Mislabeling involves describing an event with language that is highly colored and emotionally loaded. For example, instead of saying someone drops her children off at daycare every day, a person who is mislabeling might say that “She abandons her children to strangers.”
14. Always Being Right
When a person engages in this distortion, they are continually putting other people on trial to prove that their own opinions and actions are the absolute correct ones. To a person engaging in “always being right,” being wrong is unthinkable — they will go to any length to demonstrate their rightness.
For example, “I don’t care how badly arguing with me makes you feel, I’m going to win this argument no matter what because I’m right.” Being right often is more important than the feelings of others around a person who engages in this cognitive distortion, even loved ones.

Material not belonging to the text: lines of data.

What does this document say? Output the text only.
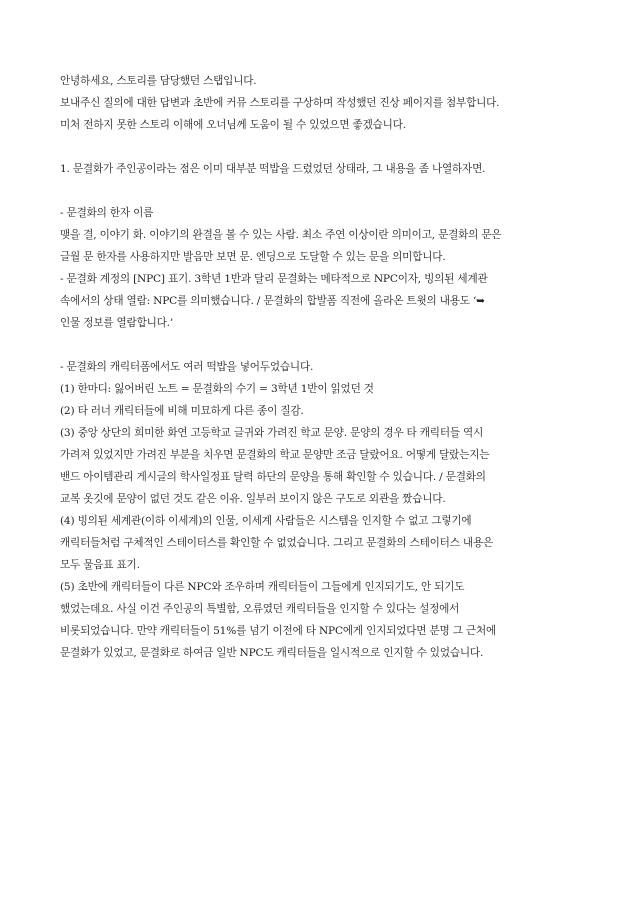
안녕하세요, 스토리를 담당했던 스탭입니다.
보내주신 질의에 대한 답변과 초반에 커뮤 스토리를 구상하며 작성했던 진상 페이지를 첨부합니다.
미처 전하지 못한 스토리 이해에 오너님께 도움이 될 수 있었으면 좋겠습니다.
1. 문결화가 주인공이라는 점은 이미 대부분 떡밥을 드렸었던 상태라, 그 내용을 좀 나열하자면.
- 문결화의 한자 이름
맺을 결, 이야기 화. 이야기의 완결을 볼 수 있는 사람. 최소 주연 이상이란 의미이고, 문결화의 문은
글월 문 한자를 사용하지만 발음만 보면 문. 엔딩으로 도달할 수 있는 문을 의미합니다.
- 문결화 계정의 [NPC] 표기. 3학년 1반과 달리 문결화는 메타적으로 NPC이자, 빙의된 세계관
속에서의 상태 열람: NPC를 의미했습니다. / 문결화의 합발폼 직전에 올라온 트윗의 내용도 ‘➥
인물 정보를 열람합니다.’
- 문결화의 캐릭터폼에서도 여러 떡밥을 넣어두었습니다.
(1) 한마디: 잃어버린 노트 = 문결화의 수기 = 3학년 1반이 읽었던 것
(2) 타 러너 캐릭터들에 비해 미묘하게 다른 종이 질감.
(3) 중앙 상단의 희미한 화연 고등학교 글귀와 가려진 학교 문양. 문양의 경우 타 캐릭터들 역시
가려져 있었지만 가려진 부분을 치우면 문결화의 학교 문양만 조금 달랐어요. 어떻게 달랐는지는
밴드 아이템관리 게시글의 학사일정표 달력 하단의 문양을 통해 확인할 수 있습니다. / 문결화의
교복 옷깃에 문양이 없던 것도 같은 이유. 일부러 보이지 않은 구도로 외관을 짰습니다.
(4) 빙의된 세계관(이하 이세계)의 인물, 이세계 사람들은 시스템을 인지할 수 없고 그렇기에
캐릭터들처럼 구체적인 스테이터스를 확인할 수 없었습니다. 그리고 문결화의 스테이터스 내용은
모두 물음표 표기.
(5) 초반에 캐릭터들이 다른 NPC와 조우하며 캐릭터들이 그들에게 인지되기도, 안 되기도
했었는데요. 사실 이건 주인공의 특별함, 오류였던 캐릭터들을 인지할 수 있다는 설정에서
비롯되었습니다. 만약 캐릭터들이 51%를 넘기 이전에 타 NPC에게 인지되었다면 분명 그 근처에
문결화가 있었고, 문결화로 하여금 일반 NPC도 캐릭터들을 일시적으로 인지할 수 있었습니다.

15. Heaven’s Reward Fallacy
The final cognitive distortion is the false belief that a person’s sacrifice and self-denial will eventually pay off, as if some global force is keeping score. This is a riff on the fallacy of fairness, because in a fair world, the people who work the hardest will get the largest reward. A person who sacrifices and works hard but doesn’t experience the expected pay off will usually feel bitter when the reward doesn’t come.
Beck, A. T. (1976). Cognitive therapies and emotional disorders. New York: New American Library.
Burns, D. D. (2012). Feeling good: The new mood therapy. New York: New American Library.
Leahy, R.L. (2017). Cognitive Therapy Techniques, Second Edition: A Practitioner’s Guide. New York: Guilford Press.
McKay, M. & Fanning, P. (2016). Self-Esteem: A Proven Program of Cognitive Techniques for Assessing, Improving, and Maintaining Your Self-Esteem. New York: New Harbinger Publications.